Let me now turn, briefly, to the second issue I've been exploring-reparations provided by legislation.

    1. Here the most comprehensive model is the compensation to Japanese-Americans interned during World War II. The Civil Rights Act of 1988, signed by President Reagan, had several components. (1) an acknowledgment and apology for fundamental injustice of the internment; (2) public education fund; (3) restitution of $20,000 to every then-living survivor who was "confined or relocated." The Act stated that the goals were to discourage similar events in the future and to make United States concerns over human rights more sincere and credible.
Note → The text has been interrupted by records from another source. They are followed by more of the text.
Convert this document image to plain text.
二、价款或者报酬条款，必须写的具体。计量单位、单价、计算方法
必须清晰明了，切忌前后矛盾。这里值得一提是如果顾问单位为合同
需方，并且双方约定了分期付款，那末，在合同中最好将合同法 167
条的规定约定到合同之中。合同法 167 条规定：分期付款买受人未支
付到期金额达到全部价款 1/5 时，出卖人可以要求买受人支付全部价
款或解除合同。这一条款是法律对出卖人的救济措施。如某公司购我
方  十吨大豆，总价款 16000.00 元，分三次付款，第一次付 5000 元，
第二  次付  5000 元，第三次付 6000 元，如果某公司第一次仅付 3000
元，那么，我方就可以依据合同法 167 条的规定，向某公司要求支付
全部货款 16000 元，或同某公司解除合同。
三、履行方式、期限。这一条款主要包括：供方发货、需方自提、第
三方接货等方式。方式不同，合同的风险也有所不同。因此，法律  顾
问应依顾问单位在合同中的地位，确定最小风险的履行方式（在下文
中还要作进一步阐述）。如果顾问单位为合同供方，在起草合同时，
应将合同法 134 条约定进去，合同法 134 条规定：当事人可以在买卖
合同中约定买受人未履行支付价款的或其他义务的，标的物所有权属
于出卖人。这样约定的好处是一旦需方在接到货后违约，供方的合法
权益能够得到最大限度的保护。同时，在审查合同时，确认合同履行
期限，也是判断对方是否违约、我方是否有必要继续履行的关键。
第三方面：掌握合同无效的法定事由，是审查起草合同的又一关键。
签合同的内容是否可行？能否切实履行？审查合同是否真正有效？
    2. Another good example, on a much more modest scale, is Florida legislation arising out of the 1923 burning of the town of Rosewood. That 1994 legislation provided a fund of $2M for compensation of victims and allowed individual property claims of up to $100,000, as well as a modest education fund.

    3. Somewhat further afield are the various programs designed to provide compensation for Native Americans. The largest was the 1971 Alaska Native Claims Settlement Act, which set up corporations based around native villages and then gave individuals shares of the corporation. It provided for economic development, as well as reparations.

    3. There are other examples of money set aside in the aftermath of riots-Congress provided, as part of a $1B urban development program, for special funding for development after the 1992 Los Angeles riot. This is part of the trend towards geographic-based remedies, which happen often in cases where it is difficult to locate those who have been harmed. Take antitrust cases, where consumers who have been victimized by price-fixing are difficult to identify, for example. The idea is that we want to make the responsible parties pay make some restitution and often identifying those who have been specifically harmed is difficult, if not impossible.

    The spirit of our age contemplates making amends and there are ample models for the Commission to follow, from direct payments to survivors, to funding development in Greenwood (a form of geographic reparations), funds for education, as well as a sincere apology. Just as the United States government thought reparations were due Japanese-Americans interned during World War II to make United States calls for respect for human rights more credible, so the city of Tulsa and state of Oklahoma may consider reparations an important part of both correcting injustice and preventing future injustices.

    If the riot occurred today, Tulsa would be liable-for the role of the police in looting and burning, which the record clearly establishes them participated in. The city deputized a lynch mob, and those deputies used that power, which the city gave them, to go in and disarm Greenwood residents, then loot and burn. Such a record implicates the city in an on-going injustice.